A mi-chemin entre Hitchcock et Spielberg, Joe Dante installe l'étrangeté dans le cadre familier d'une banlieue américaine
THE BURBS
1989 – USA
Réalisé par Joe Dante
Avec Tom Hanks, Bruce Dern, Carrie Fisher, Rick Ducommun, Corey Feldman, Wendy Schaal, Henry Gibson, Brother Theodore
THEMA TUEURS
The Burbs fait partie des œuvres méconnues de Joe Dante, personnalité définitivement hors norme dans la jungle d’Hollywood. Tourné entre L’Aventure intérieure et Gremlins 2, le film choisit pour cadre unique un banal quartier de la banlieue américaine (the suburbs). Ray Peterson (Tom Hanks dans sa période comique), monsieur-tout-le-monde en quête de détente, entend bien profiter de sa semaine de vacances pour ne pas quitter ses chaussons et bricoler à la maison. C’est compter sans l’arrivée de curieux et très secrets voisins étrangers, les Klopek, qu’il soupçonne rapidement d’être des meurtriers sanguinaires. Aidé par deux autres résidents du quartier, il va tenter de les démasquer au péril de sa vie, et de son précieux farniente…
Le lieu de l’action, les protagonistes, l’atmosphère bon enfant mâtinée de mystère, tout évoque les divines productions Amblin de Steven Spielberg. Dante choisit cependant de ne pas donner le rôle des investigateurs à des enfants comme dans Explorers ou E.T., mais à des adultes (qui se comportent néanmoins comme des adolescents attardés en quête de sensations fortes, nous y reviendrons). Choix orienté puisque le but affiché ici est, sous couvert de la comédie loufoque, de condamner l’Américain moyen protectionniste et gentiment xénophobe qui voit forcément d’un œil mauvais l’arrivée de l’Etranger sur son territoire, et se battra bec et ongles (quitte à perdre, au choix, la face ou la raison) pour défendre ses biens. Les références au western (Leone et Morricone sont cités au détour d’un gag) et au film de guerre (Jerry Goldsmith reprend avec malice son propre thème de Patton et le personnage de Bruce Dern est un vétéran du Vietnam) sont donc tout sauf gratuites.

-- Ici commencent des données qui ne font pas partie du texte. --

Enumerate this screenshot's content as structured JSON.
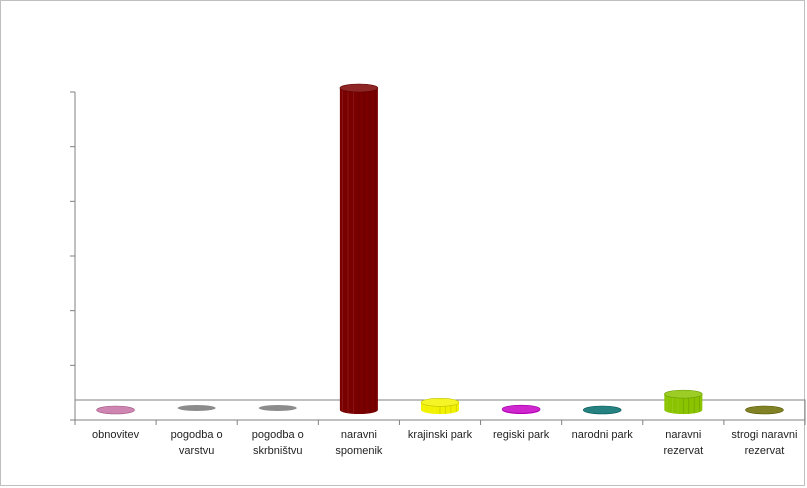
{
  "chart_data": {
    "type": "bar",
    "style": "3d-cylinder",
    "title": "",
    "xlabel": "",
    "ylabel": "",
    "categories": [
      [
        "obnovitev"
      ],
      [
        "pogodba o",
        "varstvu"
      ],
      [
        "pogodba o",
        "skrbništvu"
      ],
      [
        "naravni",
        "spomenik"
      ],
      [
        "krajinski park"
      ],
      [
        "regiski park"
      ],
      [
        "narodni park"
      ],
      [
        "naravni",
        "rezervat"
      ],
      [
        "strogi naravni",
        "rezervat"
      ]
    ],
    "values": [
      1,
      0,
      0,
      1210,
      50,
      25,
      15,
      80,
      15
    ],
    "colors": [
      "#c76fa3",
      "#7f7f7f",
      "#7f7f7f",
      "#7a0000",
      "#f2f200",
      "#c800c8",
      "#006b6b",
      "#8ac400",
      "#6b6b00"
    ],
    "ylim": [
      0,
      1200
    ],
    "y_tick_labels_visible": false,
    "grid": false,
    "legend": "none"
  }
}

Léger et parodique, puis soudain inquiétant et gothique
Partant d’un scénario et de ressorts dramatiques à la Fenêtre sur cour, le film ne cesse d’intriguer, tour à tour léger et parodique, puis soudain inquiétant et gothique, rendant majestueusement hommage à la Hammer via cette famille Klopek sortie tout droit d’un Terence Fisher ou, par extension, de Frankenstein Junior. Qui plus est, un réel suspense est entretenu jusqu’au bout sur la nature des véritables agissements des voisins infernaux. La force du réalisateur est d’utiliser des personnages archétypaux (le héros sympathiquement puéril, l’épouse aimante et maternelle, le voisin/copain crétin à mauvaise influence…) et de les caricaturer sans les juger pour autant, car même s’il les malmène tel un entomologiste au profit d’une démonstration idéologique cinglante, il conserve une indéfectible tendresse à leur égard. La plupart des personnages principaux de la filmographie de Dante sont issus de la middle class américaine, fourmis broyées par le consumérisme et les valeurs imposées qui vivent des aventures extraordinaires en désirant simplement briser une routine sclérosante. Le personnage de Tom Hanks s’ennuie et rêve d’une énigme à résoudre (même si elle perturbe grandement son ordre établi), Jack Putter (L’Aventure intérieure) travaille au supermarché et veut partir en voyage lorsqu’il tombe en plein scénario d’espionnage, Billy Peltzer (Gremlins), dessinateur naïf, se voit offrir un animal fantasmagorique par son père et déclenche une invasion de monstres… Au-delà de la critique des grandes erreurs humaines (Piranhas, Small Soldiers, et plus récemment The Hole et sa violence parentale), les carcans symboliques et familiaux ne demandent qu’à imploser face à la curiosité et à l’imaginaire que nous oublions tous progressivement, enfouis sous le poids de nos responsabilités d’adultes. Là où John Carpenter et Wes Craven se sont fait déborder par le cynisme, Joe Dante, lui, n’a visiblement jamais oublié.